A Força Sindical, em nota nas redes sociais, também se manifestou contra a decisão do Copom, afirmando que ela representa “submissão aos especuladores” e prejudica o setor produtivo e as campanhas salariais do segundo semestre.
Enquanto isso nos EUA
Enquanto isso, a decisão do Federal Reservem na mesma data, de cortar os juros em 0,25 ponto percentual é um sinal de que a autoridade monetária norte-americana começa a mudar sua postura diante do esfriamento da economia dos Estados Unidos.
Com a inflação caminhando para o centro da meta e dados mais fracos do mercado de trabalho e da atividade industrial, o Fed opta por iniciar um novo ciclo de flexibilização monetária, embora de forma cautelosa. A escolha de um corte modesto, apesar da pressão por medidas mais agressivas, como propôs Stephen Miran, reflete a tentativa de calibrar o alívio econômico sem reacender pressões inflacionárias.
No cenário internacional, essa mudança de direção pode gerar uma reacomodação dos fluxos de capitais, beneficiando países emergentes como o Brasil. Com juros mais baixos nos Estados Unidos, o diferencial de retorno entre os títulos americanos e os de economias em desenvolvimento tende a aumentar, o que atrai investidores para mercados como o brasileiro, em busca de maior rentabilidade. Isso pode provocar uma valorização do real, facilitar a queda da inflação importada e reduzir pressões cambiais sobre a economia nacional.
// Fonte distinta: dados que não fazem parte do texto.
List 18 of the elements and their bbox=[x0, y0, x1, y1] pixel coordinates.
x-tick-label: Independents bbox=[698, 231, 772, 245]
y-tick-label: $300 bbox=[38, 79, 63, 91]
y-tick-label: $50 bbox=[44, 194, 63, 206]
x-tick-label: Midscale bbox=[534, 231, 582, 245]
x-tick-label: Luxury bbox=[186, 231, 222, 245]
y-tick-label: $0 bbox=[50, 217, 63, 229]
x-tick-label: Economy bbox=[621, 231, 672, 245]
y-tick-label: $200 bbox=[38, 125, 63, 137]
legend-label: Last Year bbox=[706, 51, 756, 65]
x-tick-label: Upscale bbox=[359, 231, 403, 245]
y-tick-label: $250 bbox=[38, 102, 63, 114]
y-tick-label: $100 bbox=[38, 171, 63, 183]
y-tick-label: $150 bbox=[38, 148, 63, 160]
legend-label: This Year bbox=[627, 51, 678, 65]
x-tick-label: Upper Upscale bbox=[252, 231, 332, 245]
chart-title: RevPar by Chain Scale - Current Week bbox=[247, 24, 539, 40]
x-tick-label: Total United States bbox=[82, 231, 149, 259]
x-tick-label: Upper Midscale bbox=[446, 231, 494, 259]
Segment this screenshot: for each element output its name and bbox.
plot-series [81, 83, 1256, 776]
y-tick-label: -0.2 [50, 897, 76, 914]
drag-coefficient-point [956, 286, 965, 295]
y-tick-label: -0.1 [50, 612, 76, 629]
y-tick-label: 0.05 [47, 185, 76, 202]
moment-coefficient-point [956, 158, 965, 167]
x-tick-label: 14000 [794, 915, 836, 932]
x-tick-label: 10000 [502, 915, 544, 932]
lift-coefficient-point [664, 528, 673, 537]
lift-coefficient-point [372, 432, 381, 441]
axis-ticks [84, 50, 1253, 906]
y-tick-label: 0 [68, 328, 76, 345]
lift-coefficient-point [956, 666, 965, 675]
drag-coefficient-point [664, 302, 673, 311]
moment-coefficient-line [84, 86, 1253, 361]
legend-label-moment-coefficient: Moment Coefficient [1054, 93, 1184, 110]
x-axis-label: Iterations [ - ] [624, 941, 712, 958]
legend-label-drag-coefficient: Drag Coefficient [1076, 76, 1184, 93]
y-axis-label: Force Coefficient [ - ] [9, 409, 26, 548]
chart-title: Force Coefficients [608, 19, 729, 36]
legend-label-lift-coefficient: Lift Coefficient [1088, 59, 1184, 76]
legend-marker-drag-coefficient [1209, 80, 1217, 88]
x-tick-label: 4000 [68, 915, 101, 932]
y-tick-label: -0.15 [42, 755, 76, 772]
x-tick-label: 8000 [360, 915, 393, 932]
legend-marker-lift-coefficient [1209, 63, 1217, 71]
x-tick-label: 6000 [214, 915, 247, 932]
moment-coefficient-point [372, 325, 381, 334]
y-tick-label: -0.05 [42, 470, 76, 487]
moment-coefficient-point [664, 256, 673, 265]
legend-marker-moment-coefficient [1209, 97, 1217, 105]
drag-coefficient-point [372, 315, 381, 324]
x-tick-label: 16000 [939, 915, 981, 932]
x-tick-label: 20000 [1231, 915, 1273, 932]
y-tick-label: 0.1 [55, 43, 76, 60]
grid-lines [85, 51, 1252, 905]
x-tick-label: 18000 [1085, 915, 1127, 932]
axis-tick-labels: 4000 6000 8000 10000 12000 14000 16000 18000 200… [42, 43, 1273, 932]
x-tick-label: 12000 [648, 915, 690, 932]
Além disso, o recuo nos juros americanos abre espaço para que o Banco Central brasileiro adote uma política monetária mais ousada no futuro próximo. Analistas apontam que a manutenção da Selic em 15% ao ano, apesar da desaceleração da inflação e da atividade econômica no Brasil, estaria parcialmente ligada ao ambiente externo.
Agora, com o Fed sinalizando um ciclo de cortes, a justificativa para manter os juros brasileiros tão altos perde força. Essa mudança pode alimentar o debate político e econômico sobre o papel e a autonomia do Banco Central no país, em um momento em que o custo social dos juros elevados se torna cada vez mais evidente.